We fully anticipate the B-2s will return to RAF Fairford before the end of the year however the question of when remains a closely guarded secret no doubt for the time being. Today’s arrival of six B-52s is a positive sign that the USAF are ramping up their training operations again after several months of reduced deployments overseas amidst the COVID-19 situation. These aircraft will likely provide the local enthusiasts with plenty of listening and photography opportunities, but we remain hopeful their sorties will provide listening opportunities for those further afield.
In the meantime, the best advice is to keep a close eye on the social media feeds and aviation forums to see how this deployment progresses and whether additional bombers make an appearance.
Aircraft Serial Numbers via http://www.fightercontrol.co.uk
Callsigns: TORE 51-56
Speaking about today’s arrival, the USAF Public Affairs Office provided:
Six U.S. Air Force B-52 Stratofortress bomber aircraft from the 5th Bomb Wing, Minot Air Force Base, North Dakota, arrived Aug. 22, 2020, at RAF Fairford, England for a long planned training mission where the aircraft will conduct theatre and flight training across Europe and Africa.
The strategic bomber missions, which have been occurring since 2018, provide theatre familiarization for aircrew members and opportunities for U.S. integration with NATO allies and regional partners. The bomber missions enhance readiness and provide the training necessary and respond to any potential crisis or challenge across the globe. There have been more than 200 successful flight sorties coordinated with allies and partners since the Bomber Task Force missions began.

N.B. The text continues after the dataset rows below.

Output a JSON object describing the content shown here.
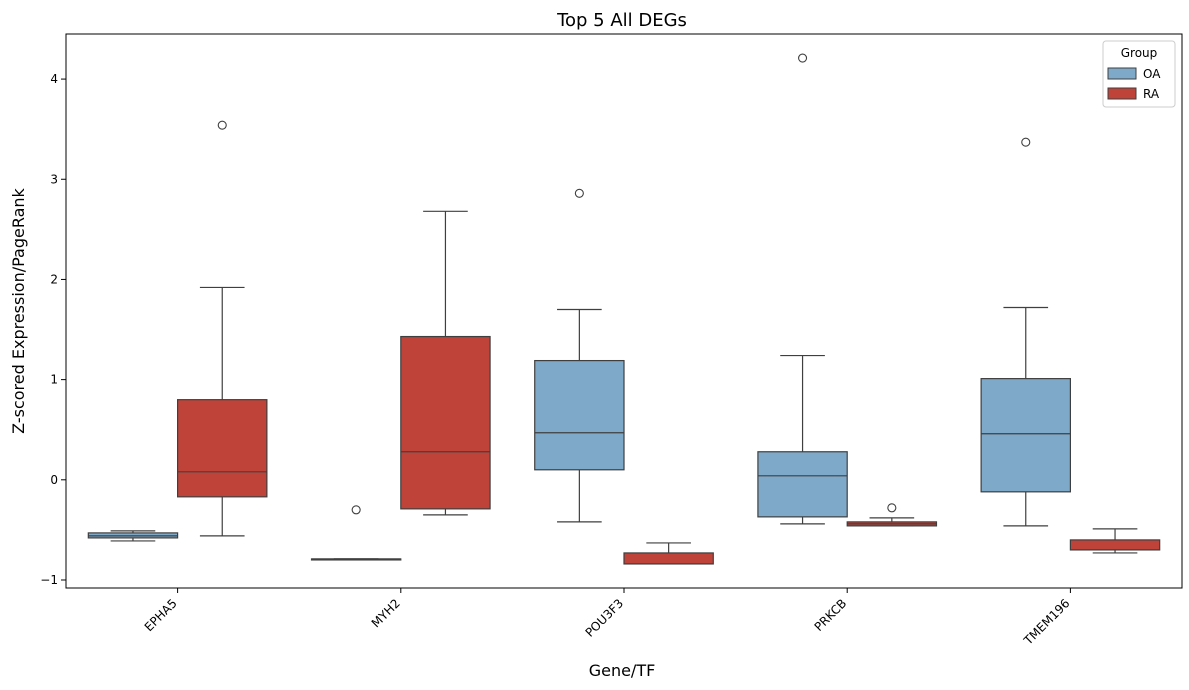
{
  "chart_data": {
    "type": "boxplot",
    "title": "Top 5 All DEGs",
    "xlabel": "Gene/TF",
    "ylabel": "Z-scored Expression/PageRank",
    "categories": [
      "EPHA5",
      "MYH2",
      "POU3F3",
      "PRKCB",
      "TMEM196"
    ],
    "ylim": [
      -1.08,
      4.45
    ],
    "yticks": [
      -1,
      0,
      1,
      2,
      3,
      4
    ],
    "ytick_labels": [
      "−1",
      "0",
      "1",
      "2",
      "3",
      "4"
    ],
    "legend": {
      "title": "Group",
      "position": "top-right"
    },
    "series": [
      {
        "name": "OA",
        "color": "#7fa9c9",
        "boxes": [
          {
            "whislo": -0.61,
            "q1": -0.58,
            "med": -0.56,
            "q3": -0.53,
            "whishi": -0.51,
            "fliers": []
          },
          {
            "whislo": -0.79,
            "q1": -0.79,
            "med": -0.79,
            "q3": -0.79,
            "whishi": -0.79,
            "fliers": [
              -0.3
            ]
          },
          {
            "whislo": -0.42,
            "q1": 0.1,
            "med": 0.47,
            "q3": 1.19,
            "whishi": 1.7,
            "fliers": [
              2.86
            ]
          },
          {
            "whislo": -0.44,
            "q1": -0.37,
            "med": 0.04,
            "q3": 0.28,
            "whishi": 1.24,
            "fliers": [
              4.21
            ]
          },
          {
            "whislo": -0.46,
            "q1": -0.12,
            "med": 0.46,
            "q3": 1.01,
            "whishi": 1.72,
            "fliers": [
              3.37
            ]
          }
        ]
      },
      {
        "name": "RA",
        "color": "#c0433a",
        "boxes": [
          {
            "whislo": -0.56,
            "q1": -0.17,
            "med": 0.08,
            "q3": 0.8,
            "whishi": 1.92,
            "fliers": [
              3.54
            ]
          },
          {
            "whislo": -0.35,
            "q1": -0.29,
            "med": 0.28,
            "q3": 1.43,
            "whishi": 2.68,
            "fliers": []
          },
          {
            "whislo": -0.84,
            "q1": -0.84,
            "med": -0.84,
            "q3": -0.73,
            "whishi": -0.63,
            "fliers": []
          },
          {
            "whislo": -0.46,
            "q1": -0.46,
            "med": -0.44,
            "q3": -0.42,
            "whishi": -0.38,
            "fliers": [
              -0.28
            ]
          },
          {
            "whislo": -0.73,
            "q1": -0.7,
            "med": -0.7,
            "q3": -0.6,
            "whishi": -0.49,
            "fliers": []
          }
        ]
      }
    ]
  }
}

“B-52s are back at RAF Fairford and will be operating across the theatre in what will be a very active deployment. Our ability to quickly respond and assure allies and partners rests upon the fact that we are able to deploy our B-52s at a moment’s notice,” said Gen. Jeff Harrigian, U.S. Air Forces in Europe and Air Forces Africa commander. “Their presence here helps build trust with our NATO allies and partner nations and affords us new opportunities to train together through a variety of scenarios.”
Ongoing planned bomber missions showcase the Air Force’s ability to continue to execute flying missions, sustain readiness and support our allies and partners, regardless of any external challenge to include the current global COVID-19 crisis response or other current events within Europe and Africa.
It looks like RAF Fairford will once again become the focus for many military aviation and radio enthusiasts in the days and weeks ahead for what should be an exciting time.